We will first create a plugin for bioservices. This is done by adding a directory called bioservices in ./tools:

mkdir tools/bioservices

In this directory, we will create two files called uniprot.py that will contain the actual code that calls bioservices and a second XML file that will allows us to design the plugin layout.
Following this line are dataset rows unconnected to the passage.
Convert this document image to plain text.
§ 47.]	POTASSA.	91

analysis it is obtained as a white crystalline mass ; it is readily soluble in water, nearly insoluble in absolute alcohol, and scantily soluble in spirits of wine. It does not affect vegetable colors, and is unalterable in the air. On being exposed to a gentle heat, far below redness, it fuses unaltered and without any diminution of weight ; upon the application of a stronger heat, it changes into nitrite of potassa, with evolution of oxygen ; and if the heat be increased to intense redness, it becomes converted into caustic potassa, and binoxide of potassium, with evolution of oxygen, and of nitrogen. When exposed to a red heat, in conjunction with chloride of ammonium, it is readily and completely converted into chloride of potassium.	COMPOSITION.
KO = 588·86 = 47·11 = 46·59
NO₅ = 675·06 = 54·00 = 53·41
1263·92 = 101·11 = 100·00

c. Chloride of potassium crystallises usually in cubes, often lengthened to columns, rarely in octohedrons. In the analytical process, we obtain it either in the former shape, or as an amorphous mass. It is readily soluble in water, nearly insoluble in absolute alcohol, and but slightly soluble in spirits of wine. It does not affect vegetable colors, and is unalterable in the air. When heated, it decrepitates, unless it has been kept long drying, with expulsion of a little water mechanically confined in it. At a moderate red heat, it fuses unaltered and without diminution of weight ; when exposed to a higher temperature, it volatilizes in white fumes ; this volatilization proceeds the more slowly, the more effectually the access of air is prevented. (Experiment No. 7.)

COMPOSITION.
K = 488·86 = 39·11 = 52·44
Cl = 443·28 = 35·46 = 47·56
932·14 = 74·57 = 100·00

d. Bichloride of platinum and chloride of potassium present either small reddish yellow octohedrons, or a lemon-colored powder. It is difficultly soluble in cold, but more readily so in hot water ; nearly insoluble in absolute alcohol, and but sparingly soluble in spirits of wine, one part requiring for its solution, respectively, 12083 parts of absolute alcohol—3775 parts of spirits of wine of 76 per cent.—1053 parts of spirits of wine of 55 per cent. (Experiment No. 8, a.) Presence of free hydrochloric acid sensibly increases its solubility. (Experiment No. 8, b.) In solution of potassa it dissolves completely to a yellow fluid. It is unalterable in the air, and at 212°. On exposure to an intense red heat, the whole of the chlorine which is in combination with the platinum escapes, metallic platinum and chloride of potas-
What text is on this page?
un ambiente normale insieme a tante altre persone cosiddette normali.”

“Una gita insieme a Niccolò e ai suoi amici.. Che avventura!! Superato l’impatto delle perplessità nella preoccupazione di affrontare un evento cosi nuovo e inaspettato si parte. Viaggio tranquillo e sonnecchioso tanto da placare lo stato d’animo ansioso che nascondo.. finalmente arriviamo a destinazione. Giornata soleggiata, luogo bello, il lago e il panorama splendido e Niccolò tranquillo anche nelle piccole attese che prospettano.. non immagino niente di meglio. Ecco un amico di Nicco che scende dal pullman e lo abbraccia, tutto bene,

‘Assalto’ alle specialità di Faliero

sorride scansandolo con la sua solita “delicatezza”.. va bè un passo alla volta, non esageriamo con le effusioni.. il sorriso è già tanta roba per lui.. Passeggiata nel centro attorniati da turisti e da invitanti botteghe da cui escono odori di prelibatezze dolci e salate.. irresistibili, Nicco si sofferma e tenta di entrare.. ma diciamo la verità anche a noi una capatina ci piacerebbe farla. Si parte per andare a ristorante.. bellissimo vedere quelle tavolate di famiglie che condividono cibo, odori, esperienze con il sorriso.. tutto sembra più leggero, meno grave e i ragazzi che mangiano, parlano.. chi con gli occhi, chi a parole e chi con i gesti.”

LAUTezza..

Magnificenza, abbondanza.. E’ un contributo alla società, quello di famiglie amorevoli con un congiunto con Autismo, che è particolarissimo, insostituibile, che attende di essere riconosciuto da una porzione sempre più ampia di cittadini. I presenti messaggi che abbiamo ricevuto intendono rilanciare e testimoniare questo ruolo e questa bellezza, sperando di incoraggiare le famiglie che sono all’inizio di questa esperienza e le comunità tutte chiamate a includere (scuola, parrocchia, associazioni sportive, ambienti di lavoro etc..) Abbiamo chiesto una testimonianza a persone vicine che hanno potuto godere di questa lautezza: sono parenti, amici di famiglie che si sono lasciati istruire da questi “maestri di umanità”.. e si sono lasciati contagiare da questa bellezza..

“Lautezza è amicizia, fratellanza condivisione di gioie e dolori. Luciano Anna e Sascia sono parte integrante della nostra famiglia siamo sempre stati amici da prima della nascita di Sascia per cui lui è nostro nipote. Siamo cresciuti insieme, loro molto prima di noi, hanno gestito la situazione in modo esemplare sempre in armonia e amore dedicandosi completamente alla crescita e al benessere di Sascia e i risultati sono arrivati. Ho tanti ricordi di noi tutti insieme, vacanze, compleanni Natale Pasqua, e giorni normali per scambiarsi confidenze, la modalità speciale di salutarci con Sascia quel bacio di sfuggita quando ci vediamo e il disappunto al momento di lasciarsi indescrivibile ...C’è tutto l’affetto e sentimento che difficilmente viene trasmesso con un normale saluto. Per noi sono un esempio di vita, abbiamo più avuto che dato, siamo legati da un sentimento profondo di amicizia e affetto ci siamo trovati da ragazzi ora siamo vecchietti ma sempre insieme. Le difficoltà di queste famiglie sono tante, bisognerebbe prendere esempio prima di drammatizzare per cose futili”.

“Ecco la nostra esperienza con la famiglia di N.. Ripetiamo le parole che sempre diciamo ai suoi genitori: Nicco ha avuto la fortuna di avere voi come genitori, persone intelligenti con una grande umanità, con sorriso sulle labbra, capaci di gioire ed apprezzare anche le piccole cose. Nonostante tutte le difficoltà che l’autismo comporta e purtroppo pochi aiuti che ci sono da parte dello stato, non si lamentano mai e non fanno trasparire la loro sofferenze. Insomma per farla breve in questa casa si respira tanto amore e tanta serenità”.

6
Let us start with the plugin. It is very simple since only the UniProt Entry is required. The output will simply be the FASTA file that would have been fetched.

The XML file is:

<tool id="bioservices_uniprot" name="Get FASTA" version="1.1.0">
  <description>from UniProt via Bioservices</description>
  <requirements>
    <requirement type="package">bioservices</requirement>
  </requirements>
  <command interpreter="python">uniprot.py $uniprot_id $output</command>
  <inputs>
    <param name="uniprot_id" type="text" label="UniProt ID" size="40" help="Provide a valid UniProt Entry (e.g. P43403) "/>
  </inputs>
  <outputs>
    <data format="fasta" name="output" />
  </outputs>
  <help>
Fetch a FASTA file using UniProt via BioServices. Simply provide a valid Uniprot Entry (e.g., P43403)
  </help>
</tool>

The python code will take as an input the UniProt ID and create a file that contains the FASTA data:

import sys

def __main__():
    ids = sys.argv[1]
    filename = sys.argv[2]
    # TODO: check the validity and format ? 
    try:
        from  bioservices import UniProt
        u = UniProt(verbose=False)
        u.debugLevel = "ERROR"
    except ImportError:
        print("Could not import bioservoces ? Check that it is installed. Try 'pip install bioservices'")

    try:
        fasta = u.searchUniProtId(ids, "fasta")
    except:
        print("An error occured while fetching the FASTA file from uniprot")

    try:
        fh = open(filename, "w")
        fh.write(fasta)

Finally, you need to make Galaxy aware of this new plugin. This is done in config/tool_conf.xml. Add the bioservices plugin entry. The beginning of the file should look like:

<?xml version="1.0"?>
 <toolbox>
   <section name="Get Data" id="getext">
     <tool file="bioservices/uniprot.xml"/>
     <tool file="data_source/upload.xml"/>
...

Once done. start you galaxy server. The following image show the outcome: in the left hand side, you can select the bioservices plugin. Then, in the center, you can enter a uniprot entry. Press the execute button and the new file should appear in the right hand side. From there you can use Galaxy other tools to analyse the file.

_images/galaxy.png

This example shows that it is possible to link Galaxy and BioServices to access to various Web Services that are available through Bioservices.